Data science is the discipline of extracting actionable knowledge from data of various forms. The name data science emerged quite recently--it was invented by DJ Patil and Jeff Hammerbacher and popularized in the article Data Scientist: The Sexiest Job of the 21st Century in 2012. But the discipline itself had existed before for quite a while and previously was known by other names such as data mining or predictive analytics. Data science, like its predecessors, is built on statistics and machine learning algorithms for knowledge extraction and model building.

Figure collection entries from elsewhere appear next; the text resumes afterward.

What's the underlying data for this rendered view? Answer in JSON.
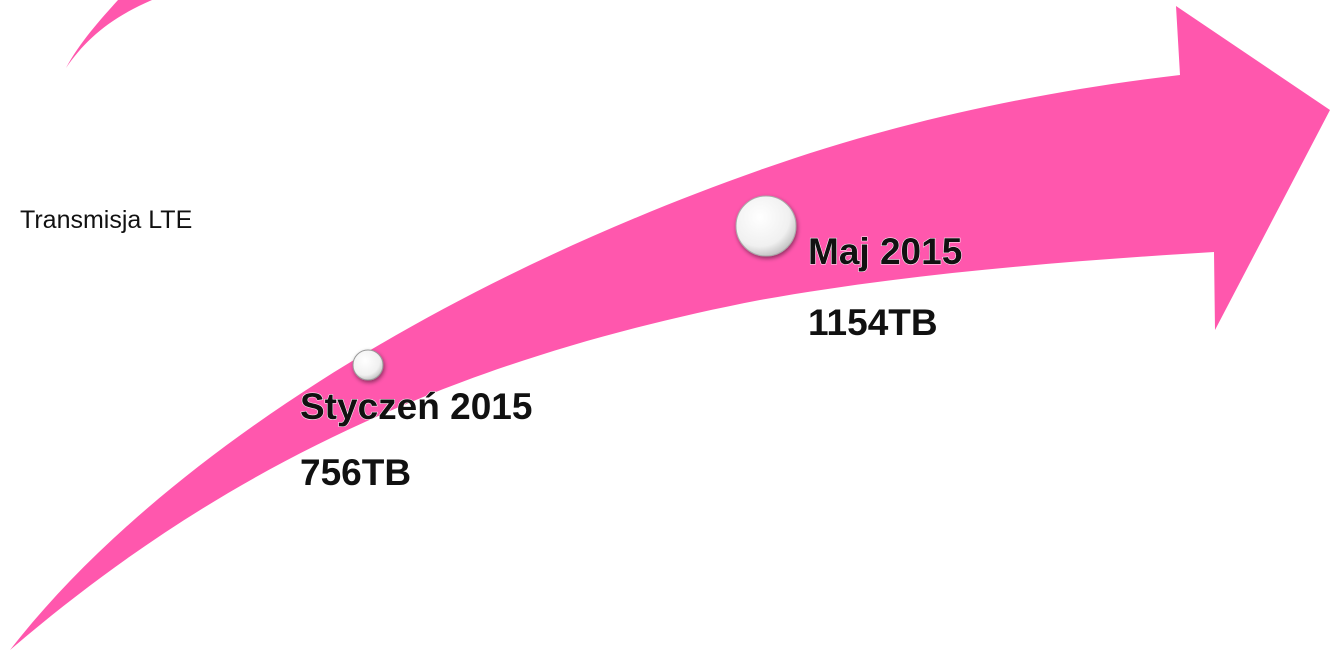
{
  "title": "Transmisja LTE",
  "milestones": [
    {
      "date": "Styczeń 2015",
      "value": "756TB"
    },
    {
      "date": "Maj 2015",
      "value": "1154TB"
    }
  ]
}
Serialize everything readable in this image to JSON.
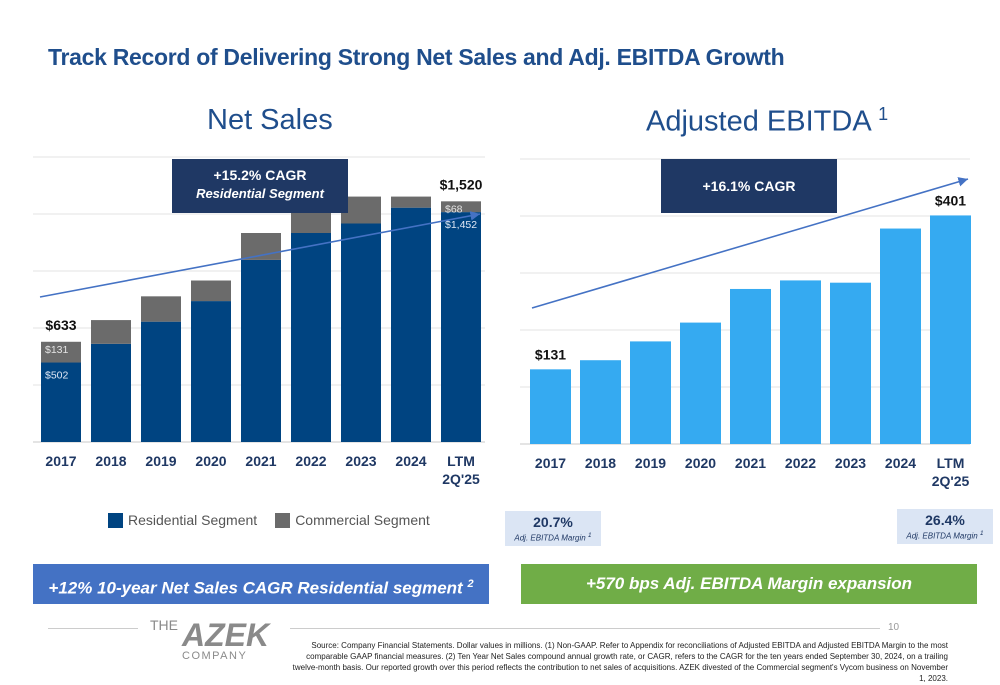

The science part of the term data science is no coincidence--if we look up science, its definition can be summarized to systematic organization of knowledge in terms testable explanations and predictions. This is exactly what data scientists do, by extracting patterns from available data, they can make predictions about future unseen data, and they make sure the predictions are validated beforehand.
Nowadays, data science is used across many fields, including (but not limited to):
- Banking: Risk management (for example, credit scoring), fraud detection, trading
- Insurance: Claims management (for example, accelerating claim approval), risk and losses estimation, also fraud detection
- Health care: Predicting diseases (such as strokes, diabetes, cancer) and relapses
- Retail and e-commerce: Market basket analysis (identifying product that go well together), recommendation engines, product categorization, and personalized searches
This book covers the following practical use cases:
- Predicting whether an URL is likely to appear on the first page of a search engine
- Predicting how fast an operation will be completed given the hardware specifications
- Ranking text documents for a search engine
- Checking whether there is a cat or a dog on a picture
- Recommending friends in a social network
- Processing large-scale textual data on a cluster of computers
In all these cases, we will use data science to learn from data and use the learned knowledge to solve a particular business problem.
We will also use a running example throughout the book, building a search engine. We will use it to illustrate many data science concepts such as, supervised machine learning, dimensionality reduction, text mining, and learning to rank models.